Mechanism and Emergence of Stacked Attention Heads in Multi-Layer Transformers
Tiberiu Musat
TL;DR
The paper defines the Retrieval Problem as a depth-dependent reasoning task that requires at least $t \,\ge\, \log_3(2D)$ transformer layers to solve, establishing a theoretical lower bound on network depth. It demonstrates that large language models can solve this problem via prompting without fine-tuning across formulations, and introduces a minimal problem formulation to study the learned circuits. Through reverse-engineering of attention maps, the work reveals induction-head–like retrieval heads and shows that these heads emerge in a specific sequence under an implicit curriculum. The findings connect depth, curriculum-driven learning, and emergent reasoning abilities, offering insights into how complex multi-head circuits arise and how they might generalize to natural language tasks and safety-critical AI systems.
Abstract
In this paper, I introduce the retrieval problem, a simple yet common reasoning task that can be solved only by transformers with a minimum number of layers, which grows logarithmically with the input size.

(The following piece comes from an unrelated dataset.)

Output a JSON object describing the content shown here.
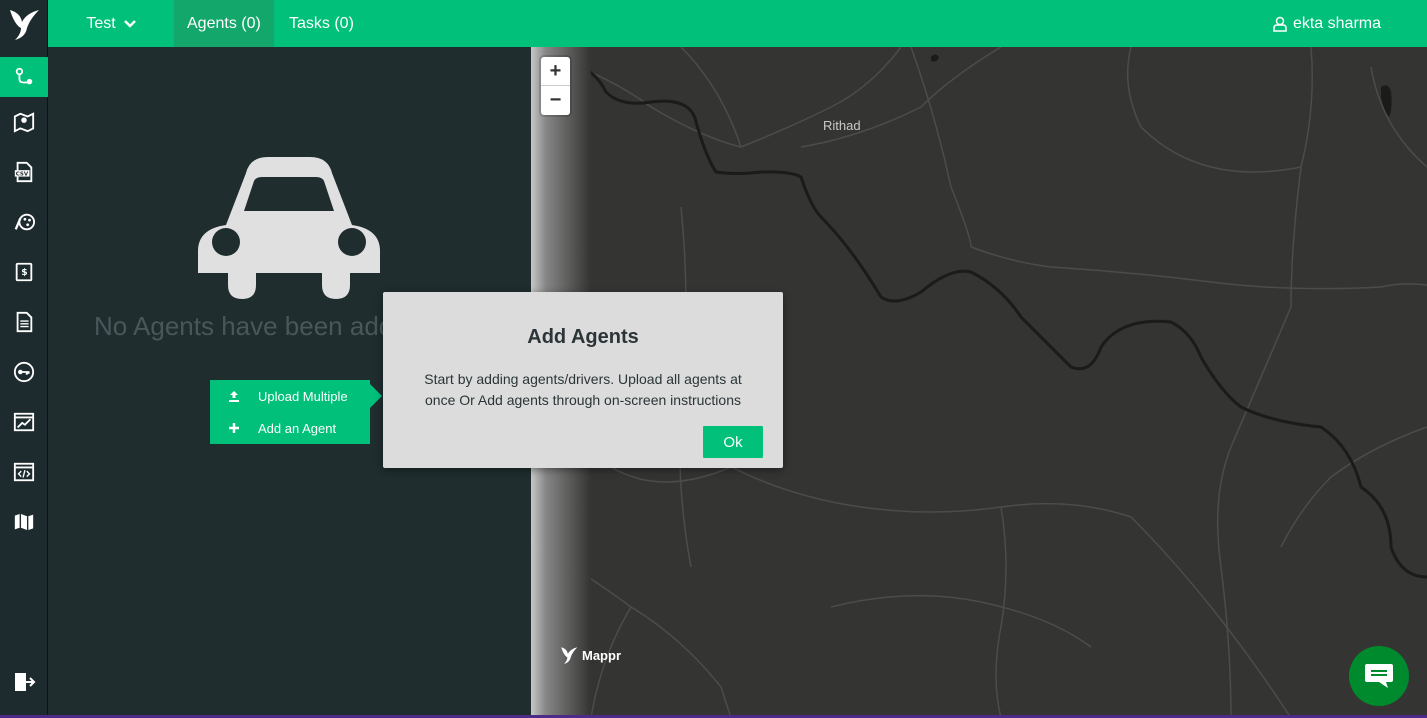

I empirically show that large language models can solve the task under different prompting formulations without any fine-tuning. To understand how transformers solve the retrieval problem, I train several transformers on a minimal formulation. Successful learning occurs only under the presence of an implicit curriculum. I uncover the learned mechanisms by studying the attention maps in the trained transformers. I also study the training process, uncovering that attention heads always emerge in a specific sequence guided by the implicit curriculum.